At the height of the crisis, it was reported that 90% of countries with World Heritage properties had closed or partially closed them and respondents to this survey still reported an average figure of 71% closure of sites in February 2021. Visitors to World Heritage sites dropped by 66% in 2020 according to respondents and at sites where staff redundancies were reported (13% of sites in the survey), an average of 40% of permanent staff and 53% of temporary staff were made redundant at those sites.
In the medium term, the anticipated lower levels of international and domestic tourism to many destinations, and potential reductions in public and private funding for World Heritage properties, especially at the local level, could amplify this negative trend even further. Respondents reported that revenues dropped by 52% from entry fees at 39% of sites, whereas subsidies increased in only 14% of the 51% of sites that receive them.
Furthermore, approximately 30% of sites that receive subsidies reported significant decreases. Respondents overwhelmingly reported large impacts on local communities, especially from the loss of revenue due to huge reductions in visitors to World Heritage sites and grave concerns about the future. Some World Heritage properties also reported cases of illegal logging and mining, poaching and vandalism due to the reduction of monitoring and a decrease in managed visitation.
Moreover, some respondents reported that COVID-19 has put many intangible cultural heritage practices in communities associated with World Heritage sites, including rituals, rites and ceremonies on hold, with important consequences for the social and cultural life of communities. Some respondents recommended a recovery process that includes measures to support the tourism sector and communities and to safeguard livelihoods in the transition towards more versatile and resilient World Heritage site management.
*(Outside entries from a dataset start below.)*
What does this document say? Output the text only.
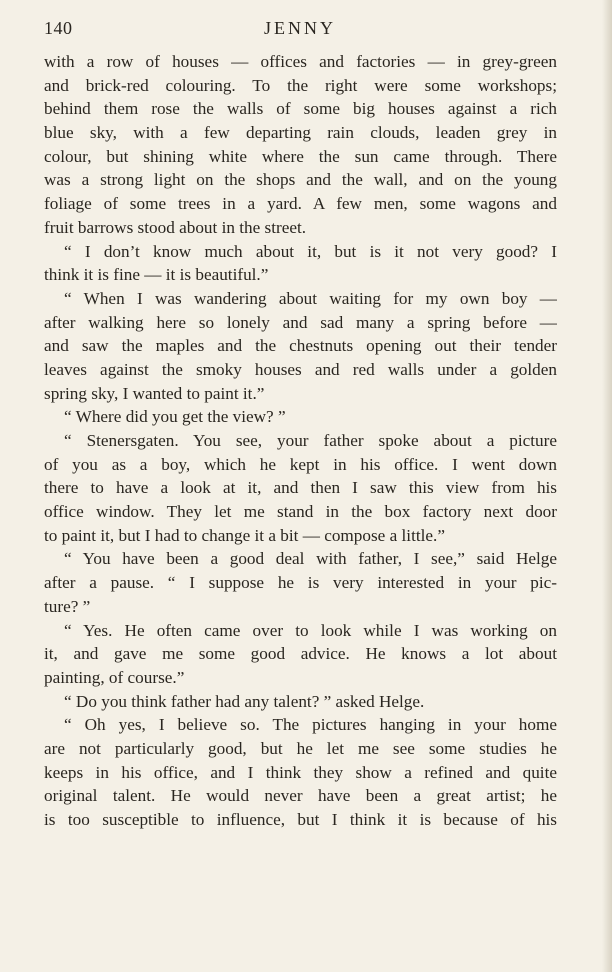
140	JENNY
with a row of houses — offices and factories — in grey-green
and brick-red colouring. To the right were some workshops;
behind them rose the walls of some big houses against a rich
blue sky, with a few departing rain clouds, leaden grey in
colour, but shining white where the sun came through. There
was a strong light on the shops and the wall, and on the young
foliage of some trees in a yard. A few men, some wagons and
fruit barrows stood about in the street.
“ I don’t know much about it, but is it not very good? I
think it is fine — it is beautiful.”
“ When I was wandering about waiting for my own boy —
after walking here so lonely and sad many a spring before —
and saw the maples and the chestnuts opening out their tender
leaves against the smoky houses and red walls under a golden
spring sky, I wanted to paint it.”
“ Where did you get the view? ”
“ Stenersgaten. You see, your father spoke about a picture
of you as a boy, which he kept in his office. I went down
there to have a look at it, and then I saw this view from his
office window. They let me stand in the box factory next door
to paint it, but I had to change it a bit — compose a little.”
“ You have been a good deal with father, I see,” said Helge
after a pause. “ I suppose he is very interested in your pic-
ture? ”
“ Yes. He often came over to look while I was working on
it, and gave me some good advice. He knows a lot about
painting, of course.”
“ Do you think father had any talent? ” asked Helge.
“ Oh yes, I believe so. The pictures hanging in your home
are not particularly good, but he let me see some studies he
keeps in his office, and I think they show a refined and quite
original talent. He would never have been a great artist; he
is too susceptible to influence, but I think it is because of his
The uncertainty surrounding the current crisis has suggested a policy of re-alignment of properties towards domestic tourism for many stakeholders in the short term, providing, however, the equally important opportunity to “Build Back Better”.
- Social distancing – Recently introduced measures, such as social distancing, which is likely to continue to be a requirement at World Heritage properties, will continue to effect sites in a myriad of ways; the manner in which sites are experienced and visited, numbers of people able to be admitted at any one time, the way training and educational activities connected to sites are conducted, as well as scientific research, general maintenance, infrastructure, conservation and sustainable development.
- Tourism – over the medium term, the anticipated lower levels of international and domestic tourism in general, and reductions of public and private funding for World Heritage properties, especially at the local level, could amplify this negative trend even further.
- Public support – While revenues dropped by 52% and visitors dropped by 66% according to respondents, subsidies increased in only in 14% of the sites. Where there is an absence of responsive public support and recovery strategies, the negative effect on World Heritage sites will have a compounding negative impact on communities living in and around World Heritage in terms of jobs, revenues and general well-being.